In Bigfoot culture's raging ethical debate—Should we shoot a Sasquatch?—Krantz unapologetically defended his loaded-for-bear position. "I wouldn't want a live one captured," he told me. "That would be the cruelest thing I can imagine. Shoot one. Being dead never hurt anybody."

That attitude didn't endear him to missing-linkists, who believe Bigfoot may be as much human as ape. It struck others, including most members of the BFRO, as an unsporting method of specimen collection. But Krantz had an arm's-length relationship with the BFRO anyway; he contributed his expert opinions from time to time, but he was not a member. Even after inspecting the Skookum Cast three times, his opinion of it was tempered by a cranky ambivalence.

"I don't know what it is," he told me. "I'm baffled. Elk. Sasquatch. That's the choice."

Crushing another cigarette, Krantz suggested moving our conversation to his garage, which he had converted into a tiny natural history museum. Skulls of all shapes and sizes stared out from the walls: wolverine, seal, monkey, cow, cougar, badger, porcupine, nutria, beaver, camel, dolphin. Prehuman skulls (Australopithecus, Homo erectus, Neanderthal) occupied their own gallery. More than 70 Sasquatch footprint casts lined the opposite wall.

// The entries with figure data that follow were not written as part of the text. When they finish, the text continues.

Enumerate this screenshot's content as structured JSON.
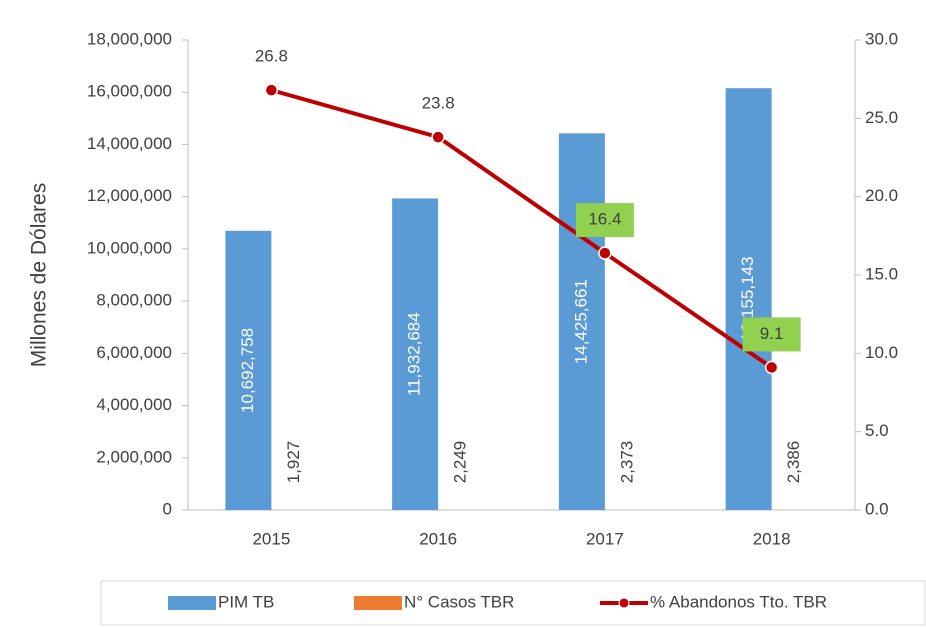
{
  "chart_data": {
    "type": "combo",
    "y_axis_label": "Millones de Dólares",
    "categories": [
      "2015",
      "2016",
      "2017",
      "2018"
    ],
    "series": [
      {
        "name": "PIM TB",
        "type": "bar",
        "color": "#5b9bd5",
        "values": [
          10692758,
          11932684,
          14425661,
          16155143
        ],
        "value_labels": [
          "10,692,758",
          "11,932,684",
          "14,425,661",
          "16,155,143"
        ]
      },
      {
        "name": "N° Casos TBR",
        "type": "bar",
        "color": "#ed7d31",
        "values": [
          1927,
          2249,
          2373,
          2386
        ],
        "value_labels": [
          "1,927",
          "2,249",
          "2,373",
          "2,386"
        ]
      },
      {
        "name": "% Abandonos Tto. TBR",
        "type": "line",
        "axis": "y2",
        "color": "#c00000",
        "values": [
          26.8,
          23.8,
          16.4,
          9.1
        ]
      }
    ],
    "ylim": [
      0,
      18000000
    ],
    "yticks": [
      0,
      {
        "value": 2000000,
        "label": "2,000,000"
      },
      {
        "value": 4000000,
        "label": "4,000,000"
      },
      {
        "value": 6000000,
        "label": "6,000,000"
      },
      {
        "value": 8000000,
        "label": "8,000,000"
      },
      {
        "value": 10000000,
        "label": "10,000,000"
      },
      {
        "value": 12000000,
        "label": "12,000,000"
      },
      {
        "value": 14000000,
        "label": "14,000,000"
      },
      {
        "value": 16000000,
        "label": "16,000,000"
      },
      {
        "value": 18000000,
        "label": "18,000,000"
      }
    ],
    "y2lim": [
      0,
      30
    ],
    "y2ticks": [
      {
        "value": 0,
        "label": "0.0"
      },
      {
        "value": 5,
        "label": "5.0"
      },
      {
        "value": 10,
        "label": "10.0"
      },
      {
        "value": 15,
        "label": "15.0"
      },
      {
        "value": 20,
        "label": "20.0"
      },
      {
        "value": 25,
        "label": "25.0"
      },
      {
        "value": 30,
        "label": "30.0"
      }
    ],
    "legend": "bottom",
    "grid": false
  }
}
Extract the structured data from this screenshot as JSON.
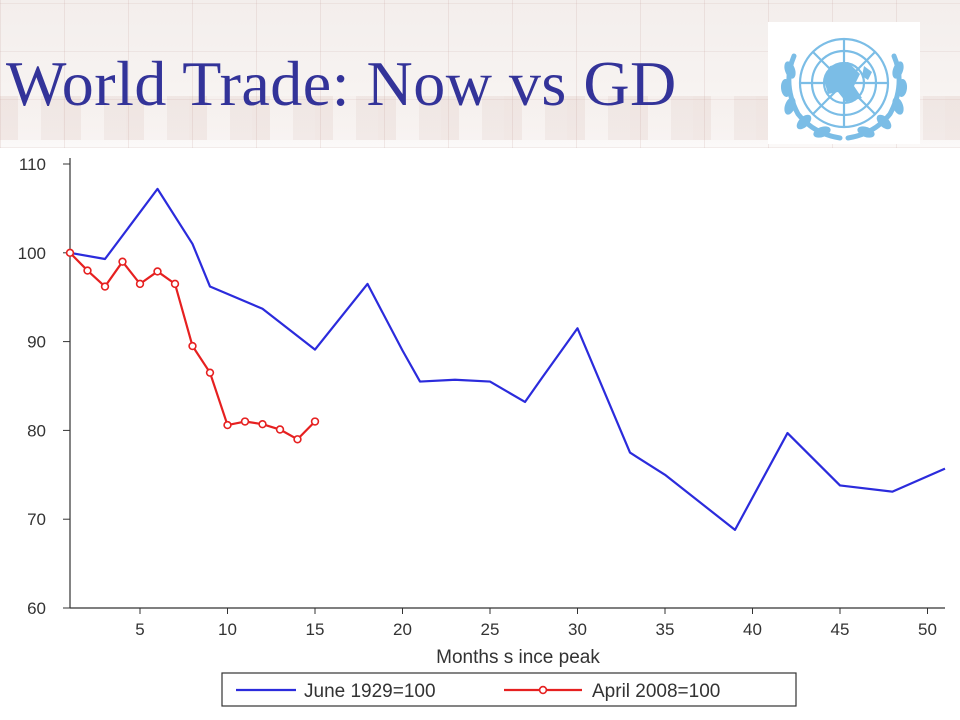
{
  "slide": {
    "title": "World Trade: Now vs GD",
    "emblem": "un-emblem",
    "title_color": "#333399"
  },
  "chart_data": {
    "type": "line",
    "title": "",
    "xlabel": "Months s ince peak",
    "ylabel": "",
    "xlim": [
      1,
      51
    ],
    "ylim": [
      60,
      110
    ],
    "x_ticks": [
      5,
      10,
      15,
      20,
      25,
      30,
      35,
      40,
      45,
      50
    ],
    "y_ticks": [
      60,
      70,
      80,
      90,
      100,
      110
    ],
    "grid": false,
    "legend_position": "bottom",
    "series": [
      {
        "name": "June 1929=100",
        "color": "#2b2bdc",
        "marker": "none",
        "points": [
          [
            1,
            100
          ],
          [
            3,
            99.3
          ],
          [
            6,
            107.2
          ],
          [
            8,
            101
          ],
          [
            9,
            96.2
          ],
          [
            12,
            93.7
          ],
          [
            15,
            89.1
          ],
          [
            18,
            96.5
          ],
          [
            20,
            89
          ],
          [
            21,
            85.5
          ],
          [
            23,
            85.7
          ],
          [
            25,
            85.5
          ],
          [
            27,
            83.2
          ],
          [
            28,
            86
          ],
          [
            30,
            91.5
          ],
          [
            33,
            77.5
          ],
          [
            35,
            75
          ],
          [
            39,
            68.8
          ],
          [
            42,
            79.7
          ],
          [
            45,
            73.8
          ],
          [
            48,
            73.1
          ],
          [
            51,
            75.7
          ]
        ]
      },
      {
        "name": "April 2008=100",
        "color": "#e62020",
        "marker": "circle",
        "points": [
          [
            1,
            100
          ],
          [
            2,
            98
          ],
          [
            3,
            96.2
          ],
          [
            4,
            99
          ],
          [
            5,
            96.5
          ],
          [
            6,
            97.9
          ],
          [
            7,
            96.5
          ],
          [
            8,
            89.5
          ],
          [
            9,
            86.5
          ],
          [
            10,
            80.6
          ],
          [
            11,
            81
          ],
          [
            12,
            80.7
          ],
          [
            13,
            80.1
          ],
          [
            14,
            79
          ],
          [
            15,
            81
          ]
        ]
      }
    ]
  }
}
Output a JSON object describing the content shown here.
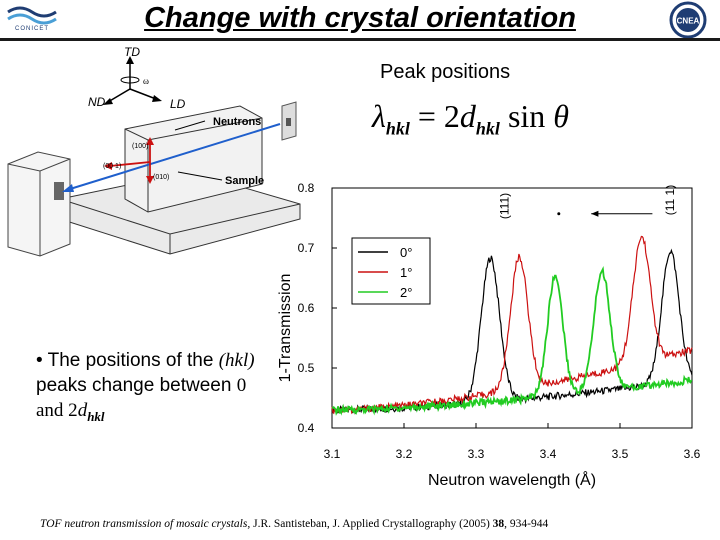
{
  "slide": {
    "title": "Change with crystal orientation",
    "logo_left_text": "CONICET",
    "logo_right_text": "CNEA",
    "peak_label": "Peak positions",
    "formula": {
      "lambda": "λ",
      "lambda_sub": "hkl",
      "equals": " = 2",
      "d": "d",
      "d_sub": "hkl",
      "sin": " sin ",
      "theta": "θ"
    },
    "bullet": {
      "marker": "•",
      "text_a": " The positions of the ",
      "hkl": "(hkl)",
      "text_b": " peaks change between ",
      "text_c": "0 and 2",
      "d": "d",
      "d_sub": "hkl"
    },
    "citation": {
      "italic_part": "TOF neutron transmission of mosaic crystals,",
      "authors": " J.R. Santisteban, J. Applied Crystallography (2005) ",
      "volume": "38",
      "pages": ", 934-944"
    },
    "diagram": {
      "td": "TD",
      "nd": "ND",
      "ld": "LD",
      "omega": "ω",
      "neutrons": "Neutrons",
      "sample": "Sample",
      "l100": "(100)",
      "l001": "(00 1)",
      "l010": "(010)"
    }
  },
  "colors": {
    "series_0": "#000000",
    "series_1": "#cc1111",
    "series_2": "#22cc22",
    "arrow_blue": "#1f5fcc",
    "arrow_red": "#cc1111"
  },
  "chart_data": {
    "type": "line",
    "xlabel": "Neutron wavelength (Å)",
    "ylabel": "1-Transmission",
    "xlim": [
      3.1,
      3.6
    ],
    "ylim": [
      0.4,
      0.8
    ],
    "xticks": [
      "3.1",
      "3.2",
      "3.3",
      "3.4",
      "3.5",
      "3.6"
    ],
    "yticks": [
      "0.4",
      "0.5",
      "0.6",
      "0.7",
      "0.8"
    ],
    "legend": {
      "placement": "top-left",
      "entries": [
        "0°",
        "1°",
        "2°"
      ]
    },
    "annotations": [
      {
        "text": "(111)",
        "x": 3.345,
        "y": 0.77
      },
      {
        "text": "(11 1)",
        "x": 3.575,
        "y": 0.78
      }
    ],
    "grid": false,
    "series": [
      {
        "name": "0°",
        "peaks": [
          {
            "x": 3.32,
            "h": 0.24,
            "w": 0.018
          },
          {
            "x": 3.57,
            "h": 0.22,
            "w": 0.017
          }
        ],
        "base_start": 0.43,
        "base_end": 0.48
      },
      {
        "name": "1°",
        "peaks": [
          {
            "x": 3.36,
            "h": 0.22,
            "w": 0.017
          },
          {
            "x": 3.53,
            "h": 0.21,
            "w": 0.017
          }
        ],
        "base_start": 0.43,
        "base_end": 0.53
      },
      {
        "name": "2°",
        "peaks": [
          {
            "x": 3.41,
            "h": 0.2,
            "w": 0.015
          },
          {
            "x": 3.475,
            "h": 0.2,
            "w": 0.016
          }
        ],
        "base_start": 0.43,
        "base_end": 0.48,
        "min_x": 3.43
      }
    ]
  }
}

"Where'd this Bigfoot hand imprint come from?" I asked.

"Northeastern Washington," Krantz said. "The guy who got it wouldn't tell me anything else. He thought he had a prime place, didn't want anyone else to investigate."

"Is secrecy still a problem?"

He nodded. "If they've been in this for a while, they know what the goal is," he said ruefully. "There's a first prize out there. Once it's been awarded, the scientists will take over."

The professor sparked another True.

"There is no second prize," he said.